Desde o início do trabalho, a maneira como negociações e decisões são
conduzidas preocupam o dirigente, que se sente exposto por repentinas
mudanças de opinião de Peres. Ele tem lamentado a pessoas próximas a
falta de conhecimento da situação financeira do clube e a dificuldade de
se comunicar com o presidente.
Há vários episódios que, somados, tornam a situação próxima de
insustentável. Desde o período do contrato do próprio Gustavo, combinado
inicialmente em três anos e fechado em dois depois de um documento ter
sido redigido em apenas um ano de duração, até negócios com jogadores
abortados sem maiores justificativas.
Um dos exemplos é a renovação do lateral-direito Victor Ferraz.

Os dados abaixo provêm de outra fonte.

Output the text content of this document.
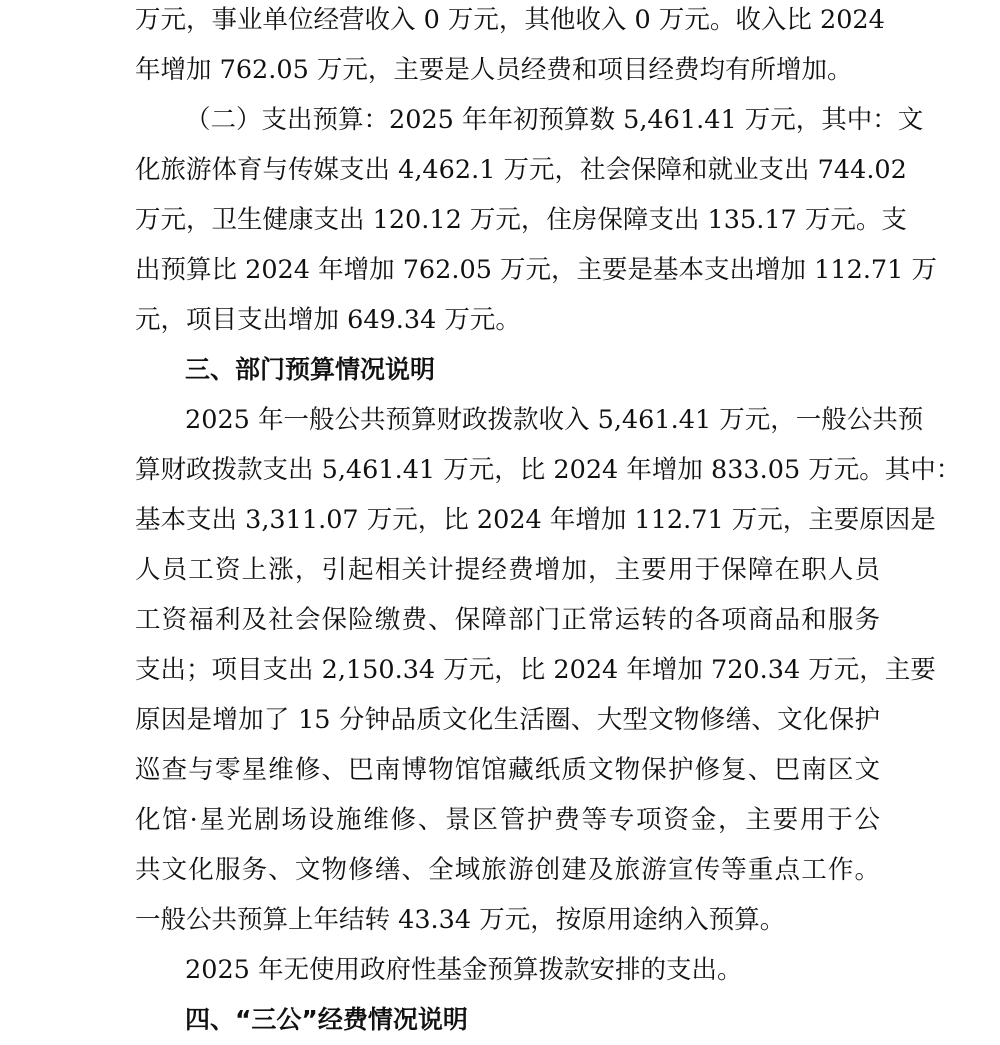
万元，事业单位经营收入 0 万元，其他收入 0 万元。收入比 2024
年增加 762.05 万元，主要是人员经费和项目经费均有所增加。
（二）支出预算：2025 年年初预算数 5,461.41 万元，其中：文
化旅游体育与传媒支出 4,462.1 万元，社会保障和就业支出 744.02
万元，卫生健康支出 120.12 万元，住房保障支出 135.17 万元。支
出预算比 2024 年增加 762.05 万元，主要是基本支出增加 112.71 万
元，项目支出增加 649.34 万元。
三、部门预算情况说明
2025 年一般公共预算财政拨款收入 5,461.41 万元，一般公共预
算财政拨款支出 5,461.41 万元，比 2024 年增加 833.05 万元。其中：
基本支出 3,311.07 万元，比 2024 年增加 112.71 万元，主要原因是
人员工资上涨，引起相关计提经费增加，主要用于保障在职人员
工资福利及社会保险缴费、保障部门正常运转的各项商品和服务
支出；项目支出 2,150.34 万元，比 2024 年增加 720.34 万元，主要
原因是增加了 15 分钟品质文化生活圈、大型文物修缮、文化保护
巡查与零星维修、巴南博物馆馆藏纸质文物保护修复、巴南区文
化馆·星光剧场设施维修、景区管护费等专项资金，主要用于公
共文化服务、文物修缮、全域旅游创建及旅游宣传等重点工作。
一般公共预算上年结转 43.34 万元，按原用途纳入预算。
2025 年无使用政府性基金预算拨款安排的支出。
四、“三公”经费情况说明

Jogador, empresário, executivo e presidente chegaram a um acordo, mas
Peres não deu andamento depois disso, e Gustavo, por ser o responsável
pelo futebol do clube, sentiu-se exposto perante jogadores e agentes.
Ferraz, que antes interessava ao São Paulo, é um dos líderes do elenco.
O caso mais recente é a contratação do lateral-esquerdo Dodô,
da Sampdoria. Gustavo tem tudo acertado com o jogador e o clube
italiano há mais de uma semana – com aval da comissão técnica. Mas,
estranhamente, Peres tem dado ouvidos a uma pessoa fora do departamento
de futebol que se diz contrário ao acerto com Dodô por achá-lo "fraco".
Por isso, o caso se arrasta, sem uma solução. O processo também foi
lento com a chegada do atacante Gabriel.